When acquiring information using imaging techniques, one wants to achieve the best possible resolution in order to obtain valuable results. In the ideal scenario the size of the smallest resolved object features is limited by the wave properties of light, with a number of techniques developed to overcome this limit. In real life measurements the image quality is additionally deteriorated by the non-uniformities in refractive index along the beam propagation path, called aberrations. Adaptive Optics, introduced in 1950’s independently by Horace Babcock and Vladimir Linnik is a set of methods used to overcome the effect of aberrations and thus improve the image quality.
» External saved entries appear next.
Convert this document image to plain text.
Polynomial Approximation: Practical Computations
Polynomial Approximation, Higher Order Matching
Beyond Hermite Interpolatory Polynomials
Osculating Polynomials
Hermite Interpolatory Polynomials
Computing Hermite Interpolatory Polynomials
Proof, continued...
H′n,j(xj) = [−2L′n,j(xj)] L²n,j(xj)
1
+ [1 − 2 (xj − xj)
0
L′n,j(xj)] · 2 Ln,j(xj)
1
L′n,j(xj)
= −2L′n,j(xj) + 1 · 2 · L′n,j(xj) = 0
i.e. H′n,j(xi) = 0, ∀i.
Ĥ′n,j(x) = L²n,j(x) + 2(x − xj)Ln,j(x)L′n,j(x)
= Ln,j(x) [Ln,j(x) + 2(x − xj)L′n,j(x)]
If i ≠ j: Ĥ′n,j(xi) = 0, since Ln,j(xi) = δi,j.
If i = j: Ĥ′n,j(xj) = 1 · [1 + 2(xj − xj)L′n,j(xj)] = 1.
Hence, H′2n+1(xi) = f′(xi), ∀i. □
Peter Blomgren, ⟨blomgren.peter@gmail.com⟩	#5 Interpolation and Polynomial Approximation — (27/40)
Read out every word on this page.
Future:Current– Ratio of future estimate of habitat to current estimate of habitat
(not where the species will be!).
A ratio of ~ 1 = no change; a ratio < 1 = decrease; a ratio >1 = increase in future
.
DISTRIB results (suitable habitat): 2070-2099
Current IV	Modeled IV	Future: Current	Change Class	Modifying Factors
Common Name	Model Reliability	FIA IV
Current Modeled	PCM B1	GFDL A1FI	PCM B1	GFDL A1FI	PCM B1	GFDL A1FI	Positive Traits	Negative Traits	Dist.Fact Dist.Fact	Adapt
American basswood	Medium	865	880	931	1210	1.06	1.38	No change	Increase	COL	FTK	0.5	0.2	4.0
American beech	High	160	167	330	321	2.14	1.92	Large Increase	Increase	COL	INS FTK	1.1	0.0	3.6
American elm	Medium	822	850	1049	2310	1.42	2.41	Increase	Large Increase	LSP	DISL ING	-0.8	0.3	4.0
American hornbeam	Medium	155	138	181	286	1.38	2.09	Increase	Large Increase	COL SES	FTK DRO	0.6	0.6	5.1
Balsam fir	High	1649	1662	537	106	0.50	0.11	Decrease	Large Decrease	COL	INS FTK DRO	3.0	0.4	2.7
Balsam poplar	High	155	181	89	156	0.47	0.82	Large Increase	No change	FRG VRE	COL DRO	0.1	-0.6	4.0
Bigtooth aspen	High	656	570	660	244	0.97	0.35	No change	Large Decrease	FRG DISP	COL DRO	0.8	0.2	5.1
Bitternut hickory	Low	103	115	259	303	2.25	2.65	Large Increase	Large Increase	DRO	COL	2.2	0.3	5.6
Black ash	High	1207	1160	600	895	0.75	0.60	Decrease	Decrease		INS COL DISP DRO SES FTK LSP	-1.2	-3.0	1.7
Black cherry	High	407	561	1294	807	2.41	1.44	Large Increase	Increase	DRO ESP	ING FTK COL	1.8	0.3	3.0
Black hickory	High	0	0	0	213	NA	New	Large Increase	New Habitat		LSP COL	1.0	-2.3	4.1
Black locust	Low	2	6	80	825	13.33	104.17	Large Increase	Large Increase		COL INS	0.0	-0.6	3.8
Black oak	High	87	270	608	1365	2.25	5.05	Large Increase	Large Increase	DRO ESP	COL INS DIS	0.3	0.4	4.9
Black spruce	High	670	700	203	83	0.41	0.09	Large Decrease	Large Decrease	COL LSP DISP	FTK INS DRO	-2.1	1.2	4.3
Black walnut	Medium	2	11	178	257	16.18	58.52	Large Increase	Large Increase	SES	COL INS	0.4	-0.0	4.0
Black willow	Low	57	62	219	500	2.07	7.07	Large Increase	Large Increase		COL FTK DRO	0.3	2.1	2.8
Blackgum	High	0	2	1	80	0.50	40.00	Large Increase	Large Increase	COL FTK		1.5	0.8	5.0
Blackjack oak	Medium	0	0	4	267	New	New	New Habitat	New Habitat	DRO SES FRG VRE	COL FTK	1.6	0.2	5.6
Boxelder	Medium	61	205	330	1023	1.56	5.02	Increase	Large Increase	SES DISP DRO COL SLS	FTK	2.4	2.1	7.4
Initially used in military applications for tracking satellites, it later found civilian applications as advances in computing made it practical.
Adaptive Optics use principles of feedback control to correct aberrations, and thus a measurement of controlled variable is required. The most commonly measured quantity is first derivative of wavefront provided by the Shack-Hartmann sensor. Another possibility is to measure wavefront Laplacian, i.e. curvature, using the sensor proposed by Roddier in 1988. With the correct use of this sensor the deformable mirror actuators are decoupled from each other, enabling fast and accurate control of high order systems and potentially analog feedback loop.
In this thesis, the Roddier curvature wavefront sensor is studied. A number of modifications in the original sensor geometry and operating principles are made in order to make the system more robust and easy to implement in laboratory environment. Performance of the modified curvature wavefront sensor is evaluated in both simulation environment and physical setup.
Finally, application of the curvature sensor to measure wind velocity is demonstrated.